Skeel: Auto Bankruptcies Have Set a Terrible Precedent

Fantastic podcast (MP3) featuring David Skeel, a corporate law professor at the University of Pennsylvania Law School. Skeel’s take on the administration’s handling of the auto bankruptcies is unsparing:

Essentially what this sale is, is a reorganization plan, and the basic rule in the case law on sales of assets in bankruptcy is you can only do a pure sale. You can’t do a stealth reorganization plan. You can’t short-circuit the bankruptcy process through a sale. And if there ever was a stealth reorganization plan that really is deciding what everyone gets, this is it. […]

For me, one of the big issues with the approval of the sale of Chrysler is whether other debtors are going to be able to do the same thing, and whether this is going to create a risk of really manipulative transactions, and I think it may. I think the next bankruptcies down the pike might try to use some similar maneuvers, which have the effect of short-circuiting the bankruptcy process. […]

I think the danger is if other corporations try to take a cue from what the government’s doing with Chrysler and GM is: ABC Corp. files for bankruptcy. Insiders of the company decide they want to sell the company to themselves on the cheap. They set up the new entity called New ABC Company. They decide which creditors they like, and they allow those creditors to participate in the new entity, and they do a quick sale in bankruptcy.

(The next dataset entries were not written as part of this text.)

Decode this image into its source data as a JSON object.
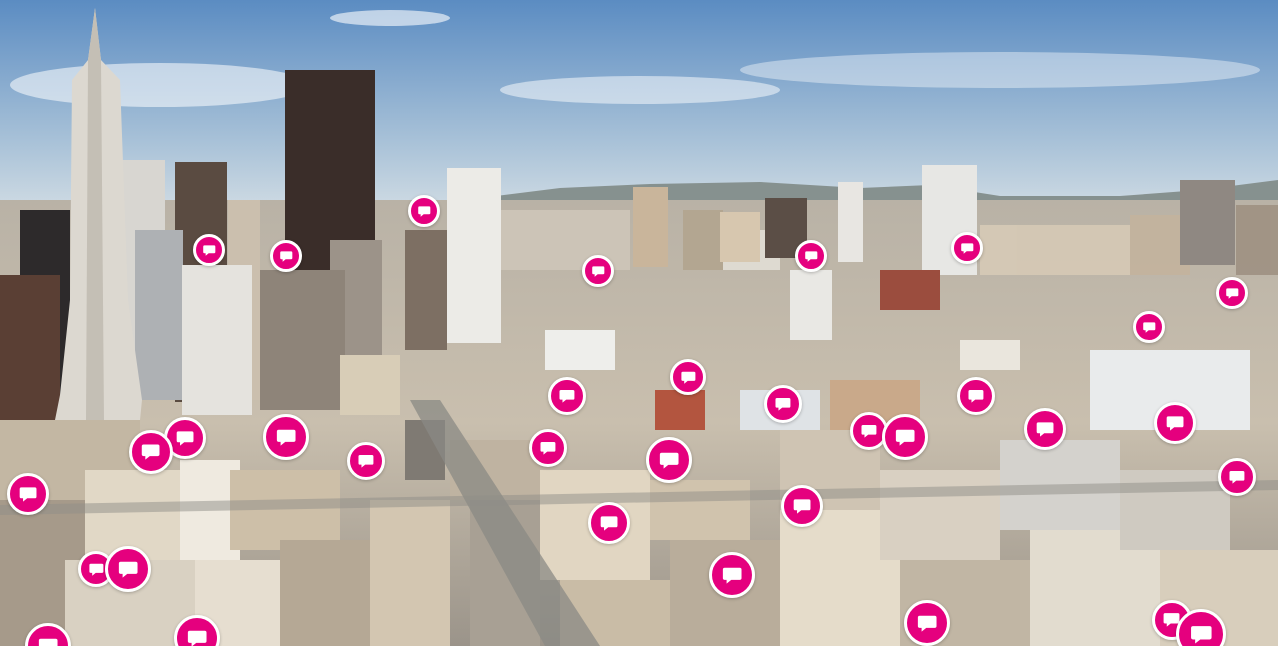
{
  "scene": {
    "description_icon": "city-skyline-photo",
    "colors": {
      "sky_top": "#5f8fc3",
      "sky_bottom": "#e9ecec",
      "hills": "#7f8a89",
      "buildings_light": "#e6e1d8",
      "buildings_mid": "#c6b8a4",
      "buildings_dark": "#3f3430",
      "street": "#8a8a84"
    }
  },
  "markers": {
    "icon": "speech-bubble-icon",
    "fill_color": "#e5007e",
    "border_color": "#ffffff",
    "count": 36
  }
}
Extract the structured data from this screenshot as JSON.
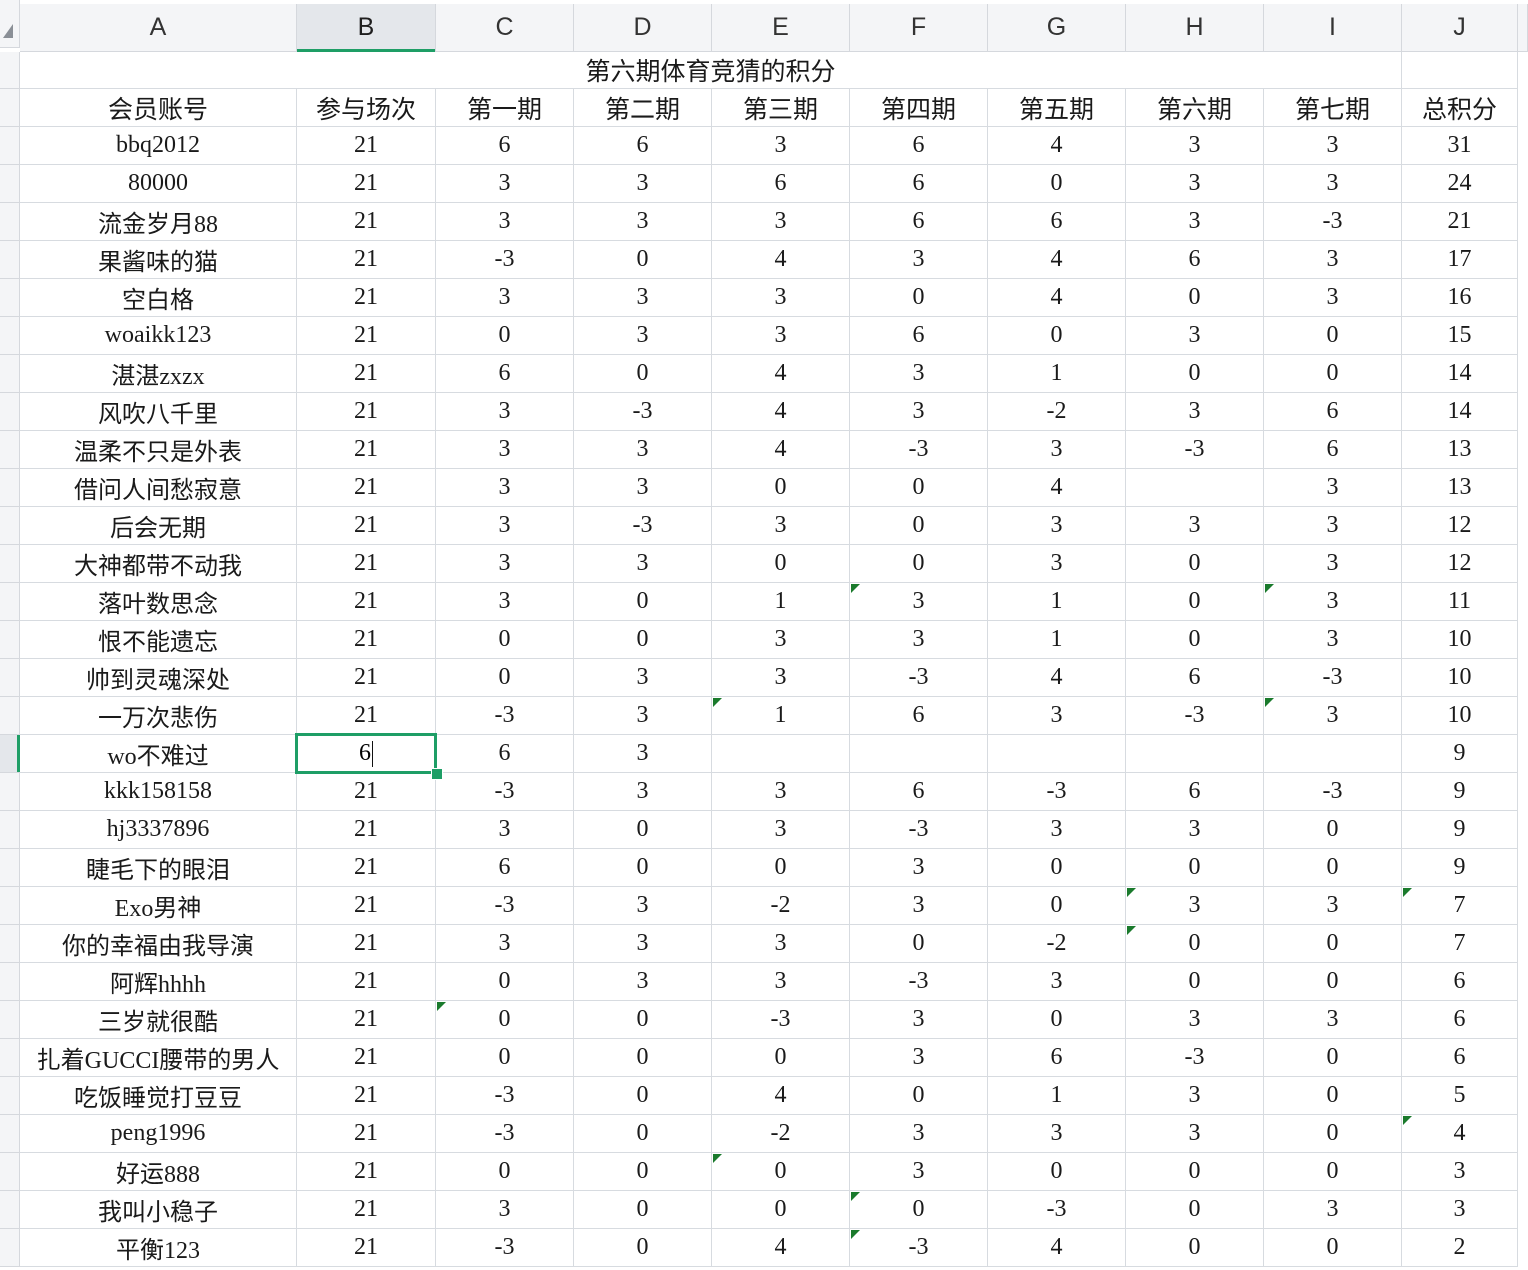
{
  "columns": [
    "A",
    "B",
    "C",
    "D",
    "E",
    "F",
    "G",
    "H",
    "I",
    "J"
  ],
  "active_column": "B",
  "title": "第六期体育竞猜的积分",
  "headers": [
    "会员账号",
    "参与场次",
    "第一期",
    "第二期",
    "第三期",
    "第四期",
    "第五期",
    "第六期",
    "第七期",
    "总积分"
  ],
  "rows": [
    [
      "bbq2012",
      "21",
      "6",
      "6",
      "3",
      "6",
      "4",
      "3",
      "3",
      "31"
    ],
    [
      "80000",
      "21",
      "3",
      "3",
      "6",
      "6",
      "0",
      "3",
      "3",
      "24"
    ],
    [
      "流金岁月88",
      "21",
      "3",
      "3",
      "3",
      "6",
      "6",
      "3",
      "-3",
      "21"
    ],
    [
      "果酱味的猫",
      "21",
      "-3",
      "0",
      "4",
      "3",
      "4",
      "6",
      "3",
      "17"
    ],
    [
      "空白格",
      "21",
      "3",
      "3",
      "3",
      "0",
      "4",
      "0",
      "3",
      "16"
    ],
    [
      "woaikk123",
      "21",
      "0",
      "3",
      "3",
      "6",
      "0",
      "3",
      "0",
      "15"
    ],
    [
      "湛湛zxzx",
      "21",
      "6",
      "0",
      "4",
      "3",
      "1",
      "0",
      "0",
      "14"
    ],
    [
      "风吹八千里",
      "21",
      "3",
      "-3",
      "4",
      "3",
      "-2",
      "3",
      "6",
      "14"
    ],
    [
      "温柔不只是外表",
      "21",
      "3",
      "3",
      "4",
      "-3",
      "3",
      "-3",
      "6",
      "13"
    ],
    [
      "借问人间愁寂意",
      "21",
      "3",
      "3",
      "0",
      "0",
      "4",
      "",
      "3",
      "13"
    ],
    [
      "后会无期",
      "21",
      "3",
      "-3",
      "3",
      "0",
      "3",
      "3",
      "3",
      "12"
    ],
    [
      "大神都带不动我",
      "21",
      "3",
      "3",
      "0",
      "0",
      "3",
      "0",
      "3",
      "12"
    ],
    [
      "落叶数思念",
      "21",
      "3",
      "0",
      "1",
      "3",
      "1",
      "0",
      "3",
      "11"
    ],
    [
      "恨不能遗忘",
      "21",
      "0",
      "0",
      "3",
      "3",
      "1",
      "0",
      "3",
      "10"
    ],
    [
      "帅到灵魂深处",
      "21",
      "0",
      "3",
      "3",
      "-3",
      "4",
      "6",
      "-3",
      "10"
    ],
    [
      "一万次悲伤",
      "21",
      "-3",
      "3",
      "1",
      "6",
      "3",
      "-3",
      "3",
      "10"
    ],
    [
      "wo不难过",
      "6",
      "6",
      "3",
      "",
      "",
      "",
      "",
      "",
      "9"
    ],
    [
      "kkk158158",
      "21",
      "-3",
      "3",
      "3",
      "6",
      "-3",
      "6",
      "-3",
      "9"
    ],
    [
      "hj3337896",
      "21",
      "3",
      "0",
      "3",
      "-3",
      "3",
      "3",
      "0",
      "9"
    ],
    [
      "睫毛下的眼泪",
      "21",
      "6",
      "0",
      "0",
      "3",
      "0",
      "0",
      "0",
      "9"
    ],
    [
      "Exo男神",
      "21",
      "-3",
      "3",
      "-2",
      "3",
      "0",
      "3",
      "3",
      "7"
    ],
    [
      "你的幸福由我导演",
      "21",
      "3",
      "3",
      "3",
      "0",
      "-2",
      "0",
      "0",
      "7"
    ],
    [
      "阿辉hhhh",
      "21",
      "0",
      "3",
      "3",
      "-3",
      "3",
      "0",
      "0",
      "6"
    ],
    [
      "三岁就很酷",
      "21",
      "0",
      "0",
      "-3",
      "3",
      "0",
      "3",
      "3",
      "6"
    ],
    [
      "扎着GUCCI腰带的男人",
      "21",
      "0",
      "0",
      "0",
      "3",
      "6",
      "-3",
      "0",
      "6"
    ],
    [
      "吃饭睡觉打豆豆",
      "21",
      "-3",
      "0",
      "4",
      "0",
      "1",
      "3",
      "0",
      "5"
    ],
    [
      "peng1996",
      "21",
      "-3",
      "0",
      "-2",
      "3",
      "3",
      "3",
      "0",
      "4"
    ],
    [
      "好运888",
      "21",
      "0",
      "0",
      "0",
      "3",
      "0",
      "0",
      "0",
      "3"
    ],
    [
      "我叫小稳子",
      "21",
      "3",
      "0",
      "0",
      "0",
      "-3",
      "0",
      "3",
      "3"
    ],
    [
      "平衡123",
      "21",
      "-3",
      "0",
      "4",
      "-3",
      "4",
      "0",
      "0",
      "2"
    ]
  ],
  "selected_cell": {
    "row": 16,
    "col": 1,
    "value": "6"
  },
  "indicator_marks": [
    [
      12,
      5
    ],
    [
      12,
      8
    ],
    [
      15,
      4
    ],
    [
      15,
      8
    ],
    [
      20,
      7
    ],
    [
      20,
      9
    ],
    [
      21,
      7
    ],
    [
      23,
      2
    ],
    [
      26,
      9
    ],
    [
      27,
      4
    ],
    [
      28,
      5
    ],
    [
      29,
      5
    ]
  ],
  "colors": {
    "selection": "#1e9e66",
    "indicator": "#1a7a2c",
    "grid": "#d7dbe0",
    "header_bg": "#f4f5f7"
  }
}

Also, gotta love Indiana’s Richard Mourdock (PDF): “‘Hoosier retirees and taxpayers are being deprived of millions of dollars in their funds while a foreign corporation [Fiat] receives a windfall at no cost, this is not equitable,’ stated [Indiana state] Treasurer Mourdock.” He also called the administration’s actions “unprecedented and illegal.”

Hoosier retirees and taxpayers . . . doesn’t exactly square with Obama administration’s depiction of its opponents as a bunch of Wall Street vultures.